Since the names of Tsai Lun's papermaking predecessors are unknown to posterity, and since his contributions to the advancement of papermaking techniques were great, popular reports will undoubtedly continue to feature his name as paper's inventor, even though we now know that paper was in existence earlier.
In the 200-300 years following Tsai Lun, papermaking saw further improvements in terms of both the quality of the product and the economy of production. One major change in production techniques greatly increased the production capacity. During Tsai Lun's time, one bamboo screen was required for each piece of paper made. When the thin, paste-like fiber material was distributed across the bamboo screen in a filmy, even layer, this was left in the sun to dry. Only after drying was the paper gently peeled from the screen. Many screens were required to make a limited amount of paper, and much time was wasted waiting for the paper to dry before the screen could be reused.
This step was changed. Rather than letting paper dry on the screens, it would be removed while still wet by inverting the screens and stacking the still-moist papers one on top of another to be dried by indirect heat from a fire. Now one worker, rather than waiting a half-day or more for the paper to dry on the screen, could turn out sheet after sheet with only one screen. This made paper a much more economical commodity.
Also, more attention was being paid to the quality of the paper now that the basis for economical production had been set. Materials such as flax and mulberry bark took the place of cruder materials and resulted in papers much finer than before. In addition, techniques for producing colored paper, using plant dyes, also came into use at this time.
One of China's greatest calligraphers, Wang Hsi-chih, was active during this period; from those few remaining works of his, which have been passed down to the present, it can be seen that paper production in China had already reached quite an acceptable level of achievement.
While the demand for paper at that time in China continued to grow, with the advent of block printing during the early part of the Tang Dynasty (618-907), it skyrocketed. Block printing really came into its own in the years immediately following the Tang. The concurrent establishment of a literati-based civil government (which reached fruition during the Sung) then inflated that demand out of all previously known proportions. If production techniques had already reached their peak efficiency (which given the technology of the day they most probably had), then what was needed was even more readily available materials for papermaking than those presently in use. The Chinese, looking back to the past, came up with an old and familiar material—bamboo, then, as now, one of China's most prolific crops, and an inexpensive and readily available source material to meet China's runaway paper demand.
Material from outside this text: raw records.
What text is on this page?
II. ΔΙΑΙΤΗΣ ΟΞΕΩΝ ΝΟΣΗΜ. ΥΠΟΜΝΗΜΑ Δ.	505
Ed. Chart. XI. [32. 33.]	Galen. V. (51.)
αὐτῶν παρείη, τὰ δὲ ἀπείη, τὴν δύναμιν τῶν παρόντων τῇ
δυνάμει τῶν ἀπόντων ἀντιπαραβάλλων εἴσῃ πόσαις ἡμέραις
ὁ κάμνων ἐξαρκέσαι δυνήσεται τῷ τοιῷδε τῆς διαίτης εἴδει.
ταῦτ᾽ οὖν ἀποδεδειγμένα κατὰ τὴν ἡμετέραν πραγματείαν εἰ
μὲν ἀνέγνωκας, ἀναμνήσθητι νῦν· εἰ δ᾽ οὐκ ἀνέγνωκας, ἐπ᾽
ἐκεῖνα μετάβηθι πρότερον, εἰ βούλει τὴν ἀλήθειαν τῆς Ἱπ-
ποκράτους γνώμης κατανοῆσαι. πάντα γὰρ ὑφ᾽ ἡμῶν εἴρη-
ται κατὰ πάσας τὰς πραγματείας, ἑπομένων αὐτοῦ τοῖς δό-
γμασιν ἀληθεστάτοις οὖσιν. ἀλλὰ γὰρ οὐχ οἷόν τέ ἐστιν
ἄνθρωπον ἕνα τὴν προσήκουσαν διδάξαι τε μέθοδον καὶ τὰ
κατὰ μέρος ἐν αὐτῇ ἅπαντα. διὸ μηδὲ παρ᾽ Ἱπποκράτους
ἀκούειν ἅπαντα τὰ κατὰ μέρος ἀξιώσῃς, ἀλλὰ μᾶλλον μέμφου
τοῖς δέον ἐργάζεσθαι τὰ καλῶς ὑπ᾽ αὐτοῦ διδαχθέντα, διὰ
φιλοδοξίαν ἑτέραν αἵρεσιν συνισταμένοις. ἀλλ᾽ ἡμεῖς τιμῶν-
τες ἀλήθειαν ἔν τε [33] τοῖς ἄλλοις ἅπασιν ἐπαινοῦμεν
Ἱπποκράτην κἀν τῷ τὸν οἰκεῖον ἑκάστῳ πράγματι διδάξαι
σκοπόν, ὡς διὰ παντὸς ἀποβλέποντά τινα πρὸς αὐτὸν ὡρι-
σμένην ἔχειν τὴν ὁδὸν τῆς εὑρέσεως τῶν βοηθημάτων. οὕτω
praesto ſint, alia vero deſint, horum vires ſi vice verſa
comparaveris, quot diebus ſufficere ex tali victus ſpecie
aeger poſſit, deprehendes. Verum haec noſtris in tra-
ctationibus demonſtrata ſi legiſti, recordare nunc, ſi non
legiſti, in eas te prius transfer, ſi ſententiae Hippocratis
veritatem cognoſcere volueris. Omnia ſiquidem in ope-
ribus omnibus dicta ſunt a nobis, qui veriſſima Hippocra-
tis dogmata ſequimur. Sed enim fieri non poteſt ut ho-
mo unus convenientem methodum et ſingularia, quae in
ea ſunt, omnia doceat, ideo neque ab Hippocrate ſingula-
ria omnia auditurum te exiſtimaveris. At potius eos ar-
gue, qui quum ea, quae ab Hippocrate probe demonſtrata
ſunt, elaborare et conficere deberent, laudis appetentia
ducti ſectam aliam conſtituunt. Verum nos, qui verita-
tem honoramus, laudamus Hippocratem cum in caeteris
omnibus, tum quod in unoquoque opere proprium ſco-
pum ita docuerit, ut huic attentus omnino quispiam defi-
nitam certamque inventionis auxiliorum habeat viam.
Following the Sung Dynasty, moveable-type printing came into use and printed materials were even more widely distributed, but there were no further major changes in papermaking techniques or materials until the advent of modern machine production.
A very clear and basic, illustrated explanation of Chinese papermaking techniques appears in the Ming Dynasty book Tien Kung Kai Wu, by a somewhat obscure but brilliant agricultural technologist, Sung Ying-hsing.
Described briefly: (1) The young bamboo poles are stripped of their leaves and placed in a pool of running water to be soaked and rinsed for a period of one hundred days. (2) The water-softened bamboo poles are boiled with lime in a stone kettle for eight days and eight nights. (3) After the boiling, the mixture is poured into a large mortar and pounded until it becomes paste-like. (4) The paper paste is poured into a wooden-framed bamboo screen, which is shaken back and forth in the water to distribute the residue in a fine, even layer. —This is the most difficult and crucial step in assuring a smooth and evenly finished product; the craftsmen for this phase required many years of experience before they could achieve an even distribution of paste over the screen. (5) The screen is removed from the water, and after excess moisture has drained away, is turned upside down and manipulated so that the paper falls from the screen and is stacked on top of other such sheets. (6) After a set amount of paper is produced, a wooden board is placed across the pile and weighted with a stone to help squeeze out the moisture. (7) Quite amazingly, these sheets do not adhere to each other; all that remains is to peel them off, one at a time, and stack them in a low-heat oven to dry. Once dry, the finished product is removed for packing and shipping.
The wet sheets, flipped off the screens onto a pile, were later weighted down with a rock to squeeze out moisture.
This technique, the culmination of centuries of Chinese ingenuity, remained unchanged until modern times. Even though most paper is now mass-produced in the Republic of China for newspapers, textbooks, novels, etc., paper for the finest Chinese calligraphy and other special uses is still produced by the ancient method (see the accompanying description).
Although more than 1,000 years had passed since the first appearance of paper in China, Europe's first paper factory, in France, was not started until the year 1157. This culture-revolutionizing process was passed to the French via the Arabians, who had learned it from the Chinese about four centuries earlier.
In the year 751, following warfare against Tang Dynasty forces, one of the Arabian states took some Chinese war prisoners, among whom were men skilled in the technique of papermaking. Brought back to the then capital of Samarkand, they passed the papermaking techniques to their captors. Not many years later, a papermaking factory was officially established in the area and, eventually, papermaking was spread to France by way of North Africa.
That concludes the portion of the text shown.